Security is a system, not a line of code, and other distributions will
need to implement a secure system if they want to use pacman as their
package manager. Hence, broader discussion about the implementation of
signing should take place on this list; anything specific to Arch can
be generalized to other distributions. You're correct in that we don't
have to wait on the infrastructure to ship an updated pacman, but I'm
personally only interested in achieving a working implementation of
package signing on Arch Linux, and so I will frame my discussion
appropriately.
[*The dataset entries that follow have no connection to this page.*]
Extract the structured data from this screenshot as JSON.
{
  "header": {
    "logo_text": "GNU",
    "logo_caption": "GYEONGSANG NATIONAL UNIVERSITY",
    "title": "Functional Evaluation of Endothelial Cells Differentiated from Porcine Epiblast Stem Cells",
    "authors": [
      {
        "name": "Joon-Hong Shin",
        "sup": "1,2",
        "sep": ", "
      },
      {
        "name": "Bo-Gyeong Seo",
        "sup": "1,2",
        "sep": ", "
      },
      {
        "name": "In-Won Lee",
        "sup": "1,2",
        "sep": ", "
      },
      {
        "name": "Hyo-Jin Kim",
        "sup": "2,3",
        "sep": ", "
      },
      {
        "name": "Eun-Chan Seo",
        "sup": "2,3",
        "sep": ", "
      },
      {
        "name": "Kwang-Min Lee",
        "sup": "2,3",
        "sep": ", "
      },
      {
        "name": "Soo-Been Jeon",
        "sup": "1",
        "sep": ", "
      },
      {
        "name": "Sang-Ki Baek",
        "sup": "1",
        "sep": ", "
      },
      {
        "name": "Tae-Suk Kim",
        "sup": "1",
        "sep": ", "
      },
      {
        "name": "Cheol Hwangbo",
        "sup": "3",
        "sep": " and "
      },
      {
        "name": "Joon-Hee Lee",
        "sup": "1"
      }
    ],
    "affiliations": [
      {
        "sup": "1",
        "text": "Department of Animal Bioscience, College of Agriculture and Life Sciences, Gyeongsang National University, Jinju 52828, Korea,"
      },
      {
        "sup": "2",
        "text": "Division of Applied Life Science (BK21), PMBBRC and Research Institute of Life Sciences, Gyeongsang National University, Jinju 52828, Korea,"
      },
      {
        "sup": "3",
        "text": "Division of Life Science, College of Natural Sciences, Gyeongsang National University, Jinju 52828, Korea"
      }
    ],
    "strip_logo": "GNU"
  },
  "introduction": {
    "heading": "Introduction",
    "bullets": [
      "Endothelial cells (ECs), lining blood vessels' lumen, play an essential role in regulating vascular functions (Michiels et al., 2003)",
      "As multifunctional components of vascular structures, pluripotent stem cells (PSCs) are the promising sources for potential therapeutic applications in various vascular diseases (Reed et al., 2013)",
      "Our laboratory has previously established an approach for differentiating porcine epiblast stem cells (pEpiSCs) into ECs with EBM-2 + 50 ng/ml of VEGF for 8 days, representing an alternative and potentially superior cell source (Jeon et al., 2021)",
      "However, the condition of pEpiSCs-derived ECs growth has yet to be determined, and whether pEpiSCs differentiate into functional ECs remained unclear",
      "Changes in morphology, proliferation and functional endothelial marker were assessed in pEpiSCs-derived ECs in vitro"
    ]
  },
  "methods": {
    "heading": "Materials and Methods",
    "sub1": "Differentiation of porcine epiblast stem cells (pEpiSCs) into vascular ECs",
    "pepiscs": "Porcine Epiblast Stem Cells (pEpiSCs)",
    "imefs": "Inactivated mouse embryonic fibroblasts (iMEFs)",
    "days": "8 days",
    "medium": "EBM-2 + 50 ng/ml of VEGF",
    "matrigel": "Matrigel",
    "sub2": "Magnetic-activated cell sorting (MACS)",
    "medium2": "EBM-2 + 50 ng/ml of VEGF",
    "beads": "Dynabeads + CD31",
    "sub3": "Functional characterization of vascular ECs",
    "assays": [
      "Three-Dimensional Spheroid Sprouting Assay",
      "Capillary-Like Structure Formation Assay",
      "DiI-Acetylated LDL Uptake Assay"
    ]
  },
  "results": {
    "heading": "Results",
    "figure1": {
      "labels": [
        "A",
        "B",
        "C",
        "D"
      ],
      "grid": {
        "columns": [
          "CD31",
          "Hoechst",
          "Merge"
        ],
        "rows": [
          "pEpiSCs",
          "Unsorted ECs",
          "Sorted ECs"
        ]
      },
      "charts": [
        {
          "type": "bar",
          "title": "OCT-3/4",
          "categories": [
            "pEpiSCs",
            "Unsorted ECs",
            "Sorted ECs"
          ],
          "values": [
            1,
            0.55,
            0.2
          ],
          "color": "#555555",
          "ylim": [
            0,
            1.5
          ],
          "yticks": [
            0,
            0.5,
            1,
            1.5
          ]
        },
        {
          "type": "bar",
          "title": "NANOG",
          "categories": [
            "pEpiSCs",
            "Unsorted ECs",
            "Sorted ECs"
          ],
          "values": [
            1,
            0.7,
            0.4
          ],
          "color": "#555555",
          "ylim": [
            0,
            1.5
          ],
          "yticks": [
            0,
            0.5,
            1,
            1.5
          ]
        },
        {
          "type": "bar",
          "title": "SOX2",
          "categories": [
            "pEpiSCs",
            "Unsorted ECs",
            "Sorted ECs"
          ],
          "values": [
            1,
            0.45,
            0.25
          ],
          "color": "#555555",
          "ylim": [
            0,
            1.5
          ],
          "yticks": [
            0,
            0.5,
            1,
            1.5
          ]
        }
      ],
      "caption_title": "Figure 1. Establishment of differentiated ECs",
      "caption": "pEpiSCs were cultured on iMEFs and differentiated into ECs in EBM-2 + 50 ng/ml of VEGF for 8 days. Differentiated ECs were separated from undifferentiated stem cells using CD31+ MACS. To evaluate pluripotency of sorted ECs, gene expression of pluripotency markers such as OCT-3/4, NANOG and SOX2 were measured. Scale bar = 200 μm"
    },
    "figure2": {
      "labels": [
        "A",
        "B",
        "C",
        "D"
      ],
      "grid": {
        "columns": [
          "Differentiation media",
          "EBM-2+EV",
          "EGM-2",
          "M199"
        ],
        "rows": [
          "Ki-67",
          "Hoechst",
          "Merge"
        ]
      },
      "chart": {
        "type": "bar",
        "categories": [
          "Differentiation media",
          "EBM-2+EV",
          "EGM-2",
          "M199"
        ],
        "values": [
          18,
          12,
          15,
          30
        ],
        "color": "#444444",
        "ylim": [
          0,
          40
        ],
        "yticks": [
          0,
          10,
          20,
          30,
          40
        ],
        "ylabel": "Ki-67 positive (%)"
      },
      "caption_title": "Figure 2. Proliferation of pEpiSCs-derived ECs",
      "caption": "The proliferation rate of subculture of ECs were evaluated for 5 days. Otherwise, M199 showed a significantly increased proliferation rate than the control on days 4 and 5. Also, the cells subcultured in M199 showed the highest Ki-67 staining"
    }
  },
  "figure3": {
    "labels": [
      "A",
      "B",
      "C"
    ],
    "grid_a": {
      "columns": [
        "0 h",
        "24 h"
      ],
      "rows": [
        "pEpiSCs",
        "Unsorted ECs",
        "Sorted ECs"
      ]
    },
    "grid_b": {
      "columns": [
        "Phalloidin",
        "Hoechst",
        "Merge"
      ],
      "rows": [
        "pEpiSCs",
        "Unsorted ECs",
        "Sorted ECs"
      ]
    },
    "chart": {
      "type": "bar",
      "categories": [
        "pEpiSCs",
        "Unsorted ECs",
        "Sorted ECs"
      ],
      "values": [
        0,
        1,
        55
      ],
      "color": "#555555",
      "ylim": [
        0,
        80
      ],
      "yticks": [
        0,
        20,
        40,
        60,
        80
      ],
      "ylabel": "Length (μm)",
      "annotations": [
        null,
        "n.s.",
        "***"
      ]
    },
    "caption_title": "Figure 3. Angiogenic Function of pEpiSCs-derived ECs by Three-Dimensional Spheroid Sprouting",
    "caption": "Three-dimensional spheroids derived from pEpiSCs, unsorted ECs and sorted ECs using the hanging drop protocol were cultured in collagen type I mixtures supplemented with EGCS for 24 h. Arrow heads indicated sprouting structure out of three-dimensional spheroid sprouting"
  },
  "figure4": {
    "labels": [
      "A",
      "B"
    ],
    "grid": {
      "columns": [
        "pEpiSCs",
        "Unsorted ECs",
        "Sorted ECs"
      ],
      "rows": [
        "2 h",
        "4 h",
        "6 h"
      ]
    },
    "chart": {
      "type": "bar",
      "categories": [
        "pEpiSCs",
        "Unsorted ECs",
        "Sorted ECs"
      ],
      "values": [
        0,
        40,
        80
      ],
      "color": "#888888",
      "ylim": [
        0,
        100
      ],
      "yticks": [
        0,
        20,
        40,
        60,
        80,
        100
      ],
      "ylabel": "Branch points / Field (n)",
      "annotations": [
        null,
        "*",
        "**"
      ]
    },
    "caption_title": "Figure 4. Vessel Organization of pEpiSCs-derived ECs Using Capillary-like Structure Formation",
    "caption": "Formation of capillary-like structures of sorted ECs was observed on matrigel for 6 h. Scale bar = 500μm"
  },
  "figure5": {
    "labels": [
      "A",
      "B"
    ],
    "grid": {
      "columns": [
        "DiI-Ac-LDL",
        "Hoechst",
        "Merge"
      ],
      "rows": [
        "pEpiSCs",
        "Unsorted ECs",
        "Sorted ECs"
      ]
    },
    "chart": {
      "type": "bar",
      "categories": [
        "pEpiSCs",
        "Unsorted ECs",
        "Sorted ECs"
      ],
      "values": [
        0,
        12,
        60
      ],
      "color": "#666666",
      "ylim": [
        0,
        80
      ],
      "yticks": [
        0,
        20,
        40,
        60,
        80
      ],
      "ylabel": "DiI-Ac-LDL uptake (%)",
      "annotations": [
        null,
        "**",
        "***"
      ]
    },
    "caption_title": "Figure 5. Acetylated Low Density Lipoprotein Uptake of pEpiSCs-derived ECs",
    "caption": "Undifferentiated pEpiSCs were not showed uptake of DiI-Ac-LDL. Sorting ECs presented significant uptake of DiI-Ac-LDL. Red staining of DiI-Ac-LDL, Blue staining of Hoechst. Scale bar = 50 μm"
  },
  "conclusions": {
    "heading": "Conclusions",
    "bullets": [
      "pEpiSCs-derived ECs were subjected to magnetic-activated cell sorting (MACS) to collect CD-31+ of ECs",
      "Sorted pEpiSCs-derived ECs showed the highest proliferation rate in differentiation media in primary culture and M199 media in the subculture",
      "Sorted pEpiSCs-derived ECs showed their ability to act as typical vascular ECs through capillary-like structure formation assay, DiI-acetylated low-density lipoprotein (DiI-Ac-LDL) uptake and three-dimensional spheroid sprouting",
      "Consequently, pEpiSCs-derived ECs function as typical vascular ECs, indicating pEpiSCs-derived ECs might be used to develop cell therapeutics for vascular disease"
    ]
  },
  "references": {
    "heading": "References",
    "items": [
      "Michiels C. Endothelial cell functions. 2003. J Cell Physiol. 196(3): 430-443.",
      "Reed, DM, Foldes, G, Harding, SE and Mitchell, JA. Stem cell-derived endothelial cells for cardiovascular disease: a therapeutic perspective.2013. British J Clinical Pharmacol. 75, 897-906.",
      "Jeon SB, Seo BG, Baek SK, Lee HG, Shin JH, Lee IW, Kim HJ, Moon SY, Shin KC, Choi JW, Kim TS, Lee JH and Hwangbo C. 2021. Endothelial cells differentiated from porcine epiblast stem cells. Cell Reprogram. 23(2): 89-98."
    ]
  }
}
Perhaps I could have clarified that "Blocking" and
"Non-Blocking" are relative to this goal.

> Your original statement implied that you would be providing some sort of
> 'course of action'. All I see is a high level analysis of what we
> already know, with nothing in the realm of deliverables.

Where "we" is non-inclusive of myself and other developers new to this
issue. I'm trying to save others the work of extracting this
information for themselves and also to lay out a plan for future work.

Sincerest love,
Kerrick Staley

[1] Also, any development we do operates under the assumption that an
attacker will not be able to tamper with any packages before we get
the signing feature shipped out and working. If an attacker can access
the central repository and has a key they would like added to all Arch
systems, they can just edit the .INSTALL of the most recently updated
package so that it installs the key; tricking the pacman-keys
maintainer is unnecessary. This is an unlikely situation, but I felt
it would be best to supplement the "it's probably true" justification
with a logical one. See "Reflections on Computing Trust" by Ken
Thompson for a discussion of a related issue.